Finn squeezed her hand back and swallowed. He could feel Violet’s gaze on him as they settled themselves in an old wooden booth not far from the fire.
‘How do you know Margaret?’ Violet asked as she was unwinding her scarf.
‘I used to work here,’ Finn said. ‘Back when we were in college. I worked here at weekends, collecting glasses and clearing tables. And mum, uh,’ he cleared his throat, ‘mum used to clean here.’
‘Your mum, who Margaret took flowers to?’ Violet asked carefully.
‘Yes. She’s uh…she’s in a care home now.
She’s very frail and has dementia.’ He picked at a loose splinter in the old table.
‘So we—me and my sister, Suzy—we recently moved her to a nicer place, nearer to us both.’ He paused.
‘This job is what made that possible. And I hope to God there’ll be more work like this so we can keep her there. ’
Violet reached across the table and gently laced her fingers with his. He entwined his fingers with hers.
‘How is your mum doing now?’ she asked.
‘She’s okay,’ he replied. ‘I think it’s harder for me and Suzy sometimes, than for her.
It’s a horrible thing, seeing the person who raised you so frail like that, and sometimes she doesn’t know who we are.
She gets confused.
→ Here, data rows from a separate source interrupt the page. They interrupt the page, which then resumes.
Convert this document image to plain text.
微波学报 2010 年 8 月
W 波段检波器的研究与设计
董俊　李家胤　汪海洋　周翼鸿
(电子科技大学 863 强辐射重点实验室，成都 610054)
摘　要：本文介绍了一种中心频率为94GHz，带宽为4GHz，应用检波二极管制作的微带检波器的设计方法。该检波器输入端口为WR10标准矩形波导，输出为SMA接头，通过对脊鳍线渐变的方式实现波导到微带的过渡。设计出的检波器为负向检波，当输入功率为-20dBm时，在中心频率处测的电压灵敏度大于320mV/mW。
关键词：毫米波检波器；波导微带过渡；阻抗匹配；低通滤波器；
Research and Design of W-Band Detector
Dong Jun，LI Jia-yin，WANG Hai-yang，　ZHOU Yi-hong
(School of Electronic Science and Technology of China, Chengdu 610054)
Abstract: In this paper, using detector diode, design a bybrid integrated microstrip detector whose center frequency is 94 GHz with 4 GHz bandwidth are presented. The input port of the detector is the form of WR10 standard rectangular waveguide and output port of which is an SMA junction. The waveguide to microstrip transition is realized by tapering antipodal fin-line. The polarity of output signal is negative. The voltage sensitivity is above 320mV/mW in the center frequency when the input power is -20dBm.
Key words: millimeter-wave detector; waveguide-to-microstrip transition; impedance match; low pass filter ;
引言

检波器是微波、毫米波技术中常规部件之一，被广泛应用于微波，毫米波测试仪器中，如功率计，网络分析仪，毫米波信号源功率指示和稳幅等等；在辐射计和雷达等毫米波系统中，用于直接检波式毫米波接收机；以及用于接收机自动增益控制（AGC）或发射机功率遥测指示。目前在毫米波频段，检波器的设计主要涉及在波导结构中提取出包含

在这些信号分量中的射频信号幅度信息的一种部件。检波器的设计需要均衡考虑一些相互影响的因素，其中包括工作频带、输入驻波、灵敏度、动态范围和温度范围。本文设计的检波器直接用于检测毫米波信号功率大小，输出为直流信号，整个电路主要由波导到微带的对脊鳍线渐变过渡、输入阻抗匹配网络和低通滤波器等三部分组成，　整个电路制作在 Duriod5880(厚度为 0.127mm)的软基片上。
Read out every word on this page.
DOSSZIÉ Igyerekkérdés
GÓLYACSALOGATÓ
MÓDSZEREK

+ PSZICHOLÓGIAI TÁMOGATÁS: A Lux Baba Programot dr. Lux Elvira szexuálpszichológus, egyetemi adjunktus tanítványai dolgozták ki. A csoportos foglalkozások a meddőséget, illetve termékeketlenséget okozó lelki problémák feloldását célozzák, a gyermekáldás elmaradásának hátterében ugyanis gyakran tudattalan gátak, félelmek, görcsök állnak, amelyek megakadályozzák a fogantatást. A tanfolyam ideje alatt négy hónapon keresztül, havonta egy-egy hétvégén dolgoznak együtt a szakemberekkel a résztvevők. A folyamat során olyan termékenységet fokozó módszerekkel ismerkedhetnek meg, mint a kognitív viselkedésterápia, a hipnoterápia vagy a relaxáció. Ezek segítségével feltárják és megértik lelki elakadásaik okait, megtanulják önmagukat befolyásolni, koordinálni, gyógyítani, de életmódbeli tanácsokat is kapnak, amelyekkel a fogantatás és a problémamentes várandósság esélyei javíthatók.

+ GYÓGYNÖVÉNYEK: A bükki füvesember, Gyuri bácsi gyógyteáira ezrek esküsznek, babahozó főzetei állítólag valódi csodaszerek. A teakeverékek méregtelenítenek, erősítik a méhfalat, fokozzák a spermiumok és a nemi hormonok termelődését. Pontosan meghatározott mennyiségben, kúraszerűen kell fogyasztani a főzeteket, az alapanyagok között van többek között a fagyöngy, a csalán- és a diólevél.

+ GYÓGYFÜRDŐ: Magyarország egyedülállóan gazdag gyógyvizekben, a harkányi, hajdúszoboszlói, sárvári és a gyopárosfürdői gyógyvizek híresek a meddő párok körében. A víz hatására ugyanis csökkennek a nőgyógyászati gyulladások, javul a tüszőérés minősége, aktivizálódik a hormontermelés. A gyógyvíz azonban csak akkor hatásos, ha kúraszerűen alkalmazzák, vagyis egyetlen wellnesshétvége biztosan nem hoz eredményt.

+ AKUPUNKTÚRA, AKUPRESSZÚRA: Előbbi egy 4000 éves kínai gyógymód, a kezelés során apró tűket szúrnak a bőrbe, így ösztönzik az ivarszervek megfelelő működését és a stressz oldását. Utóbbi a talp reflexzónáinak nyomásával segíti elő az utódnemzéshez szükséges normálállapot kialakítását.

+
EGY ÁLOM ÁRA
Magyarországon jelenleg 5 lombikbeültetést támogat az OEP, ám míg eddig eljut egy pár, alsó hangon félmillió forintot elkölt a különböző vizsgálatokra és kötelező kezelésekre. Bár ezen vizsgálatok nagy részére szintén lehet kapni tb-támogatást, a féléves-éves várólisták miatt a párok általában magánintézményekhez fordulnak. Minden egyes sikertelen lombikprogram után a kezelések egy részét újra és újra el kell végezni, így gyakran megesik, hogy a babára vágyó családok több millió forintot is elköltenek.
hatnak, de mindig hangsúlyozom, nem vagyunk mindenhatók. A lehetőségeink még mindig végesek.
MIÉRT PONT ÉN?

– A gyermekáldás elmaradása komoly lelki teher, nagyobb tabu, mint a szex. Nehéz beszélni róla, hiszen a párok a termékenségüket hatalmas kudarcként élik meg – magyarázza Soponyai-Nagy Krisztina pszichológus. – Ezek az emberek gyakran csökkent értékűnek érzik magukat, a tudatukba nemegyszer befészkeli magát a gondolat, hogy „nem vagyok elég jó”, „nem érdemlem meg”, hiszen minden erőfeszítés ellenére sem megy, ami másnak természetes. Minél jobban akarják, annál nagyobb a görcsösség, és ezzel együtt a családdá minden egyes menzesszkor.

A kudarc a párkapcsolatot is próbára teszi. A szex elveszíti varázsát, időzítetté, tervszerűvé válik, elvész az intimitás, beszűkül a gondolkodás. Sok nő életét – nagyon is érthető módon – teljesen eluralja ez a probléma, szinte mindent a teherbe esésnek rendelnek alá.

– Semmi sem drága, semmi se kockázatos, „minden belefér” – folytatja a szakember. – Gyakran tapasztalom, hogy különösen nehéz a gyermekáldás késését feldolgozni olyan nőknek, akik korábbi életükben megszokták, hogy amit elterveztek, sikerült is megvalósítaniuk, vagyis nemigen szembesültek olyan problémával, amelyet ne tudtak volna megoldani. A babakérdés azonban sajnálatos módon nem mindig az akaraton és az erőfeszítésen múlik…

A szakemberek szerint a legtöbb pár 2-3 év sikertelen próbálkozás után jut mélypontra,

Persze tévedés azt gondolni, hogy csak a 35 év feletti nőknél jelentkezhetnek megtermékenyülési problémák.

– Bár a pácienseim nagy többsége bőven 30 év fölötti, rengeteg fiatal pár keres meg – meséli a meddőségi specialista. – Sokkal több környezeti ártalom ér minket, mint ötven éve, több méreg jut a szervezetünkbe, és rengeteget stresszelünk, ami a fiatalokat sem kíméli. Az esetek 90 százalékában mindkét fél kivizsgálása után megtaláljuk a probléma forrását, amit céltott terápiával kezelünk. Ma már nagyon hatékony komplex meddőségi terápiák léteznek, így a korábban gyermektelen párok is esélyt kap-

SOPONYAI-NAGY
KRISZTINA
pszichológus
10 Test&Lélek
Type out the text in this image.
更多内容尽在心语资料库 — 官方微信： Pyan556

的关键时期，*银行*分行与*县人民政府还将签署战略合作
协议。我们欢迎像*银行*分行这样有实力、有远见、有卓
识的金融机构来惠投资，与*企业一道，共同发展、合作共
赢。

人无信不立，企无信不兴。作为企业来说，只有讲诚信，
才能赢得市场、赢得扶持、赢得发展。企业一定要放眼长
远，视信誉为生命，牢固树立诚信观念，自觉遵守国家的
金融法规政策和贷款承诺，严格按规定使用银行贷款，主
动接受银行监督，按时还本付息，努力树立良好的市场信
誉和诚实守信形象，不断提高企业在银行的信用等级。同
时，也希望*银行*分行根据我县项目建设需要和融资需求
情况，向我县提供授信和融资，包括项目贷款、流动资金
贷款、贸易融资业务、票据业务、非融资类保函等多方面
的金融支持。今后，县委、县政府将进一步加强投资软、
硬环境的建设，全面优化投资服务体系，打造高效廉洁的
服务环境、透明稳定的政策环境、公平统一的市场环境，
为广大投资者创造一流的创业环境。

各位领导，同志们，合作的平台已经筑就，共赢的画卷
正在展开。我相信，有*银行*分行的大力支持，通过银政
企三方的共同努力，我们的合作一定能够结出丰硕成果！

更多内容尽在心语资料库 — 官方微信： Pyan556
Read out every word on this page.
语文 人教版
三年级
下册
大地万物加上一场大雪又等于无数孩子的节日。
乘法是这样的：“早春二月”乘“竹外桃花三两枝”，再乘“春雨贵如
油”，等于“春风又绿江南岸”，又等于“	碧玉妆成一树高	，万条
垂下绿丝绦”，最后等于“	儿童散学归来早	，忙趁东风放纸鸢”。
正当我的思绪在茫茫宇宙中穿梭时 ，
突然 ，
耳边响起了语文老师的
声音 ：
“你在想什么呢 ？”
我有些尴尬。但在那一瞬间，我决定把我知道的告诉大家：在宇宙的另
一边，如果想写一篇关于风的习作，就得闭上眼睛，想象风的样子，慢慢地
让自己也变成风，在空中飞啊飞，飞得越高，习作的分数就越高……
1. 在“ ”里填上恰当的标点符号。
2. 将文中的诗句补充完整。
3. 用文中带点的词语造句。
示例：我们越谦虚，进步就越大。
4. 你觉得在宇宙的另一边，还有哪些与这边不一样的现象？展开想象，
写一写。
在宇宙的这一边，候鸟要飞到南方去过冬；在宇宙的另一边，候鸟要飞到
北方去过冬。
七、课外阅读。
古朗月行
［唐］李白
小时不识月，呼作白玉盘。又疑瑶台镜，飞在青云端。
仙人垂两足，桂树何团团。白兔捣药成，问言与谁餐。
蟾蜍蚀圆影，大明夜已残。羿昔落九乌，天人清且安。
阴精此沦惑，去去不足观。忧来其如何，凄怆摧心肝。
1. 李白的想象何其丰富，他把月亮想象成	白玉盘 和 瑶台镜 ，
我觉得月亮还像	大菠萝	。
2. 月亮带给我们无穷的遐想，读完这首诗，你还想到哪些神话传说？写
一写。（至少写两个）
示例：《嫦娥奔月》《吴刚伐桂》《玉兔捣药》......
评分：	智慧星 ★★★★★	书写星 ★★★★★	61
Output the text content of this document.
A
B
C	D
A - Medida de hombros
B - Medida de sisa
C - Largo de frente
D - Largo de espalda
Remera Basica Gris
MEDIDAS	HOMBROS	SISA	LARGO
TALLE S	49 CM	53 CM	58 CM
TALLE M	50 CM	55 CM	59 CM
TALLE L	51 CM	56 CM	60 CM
And I feel guilty all the time that Suze and I can’t just give up work and be with her.
’ He let out a long, slow sigh and rubbed a hand over his jaw. ‘All the time.’
A lump formed in his throat. The fatigue from the constant decision-making, guilt, and worry suddenly landed heavily on him.
Violet covered his hand with both of hers and squeezed gently.
In that moment, words abandoned him, and he just sat and took in Violet’s face and the feel of her fingers wrapped around his.
‘I’m glad I’m here with you,’ she said, her eyes shining.
He lifted their entwined hands and kissed the back of Violet’s hand.
‘Anyway,’ he said, injecting a face tone of brightness into his voice. ‘That is how we know Margaret. Me, my mum, and later, my sister, all worked here at one time or another.’
‘So you grew up in this village?’ Violet asked.
‘Mmmhmm,’ Finn replied. ‘In a little cottage at the top of the lane on the edge of the village. I got the bus to college every day from the bus stop just opposite the pub.’
Violet chuckled. ‘Wow.’
‘What?’
‘I’m enjoying the image of the cool guy I knew in college standing around in the rain waiting for the number 26. I think I assumed you came to college on a motorbike, or some souped-up VW with blue lights underneath.’
Finn laughed. ‘It was the number 84, but yeah, I take your point.’
They ate dinner in between sharing stories, and a fit of laughter after Finn lost control as he tried to prise open a mussel, broke the shell, and sent half catapulting onto a neighbouring table.
A bespectacled octogenarian man had peered around the side of the booth and politely handed him back the shell.
Violet had laughed so hard she had gone silent.
When the waitress came to see if they wanted dessert, they looked at one another and, at the same moment, shook their heads and said, ‘Thank you, no.’
Finn paid despite Violet fighting with him over the card machine, and then, in an altogether quieter mood, they slipped out of the booth, waved goodbye to Margaret, and stepped out into the chill air.
There were few streetlights in this part of the world, and the ones there were, cast pools of amber light on just the patches of ground immediately beneath them.
Finn pulled Violet into him, wrapping his arm around her as the wind picked up and turned the faint drizzle into slanting needles of rain.
‘Home time,’ he said softly, and she shivered against him as they walked to the car.
He opened the door for her, and she climbed into the passenger seat. As he started the engine, Violet turned to him and said, ‘I’d like to see your place.’
Finn paused. ‘You want to go to my place?’
She nodded and gestured. ‘Let’s go.’
He swallowed. ‘We don’t have to do this, Violet,’ he said, as his body screamed at him to shut up. ‘I can drop you home if you like. I mean,’ his mouth twisted. ‘I know we have already done it, I mean… I just…I don’t want you to think we need to do that. We can go slow if you want to.’
She leaned across the car, pulled him towards her by the shirt collar, and kissed him.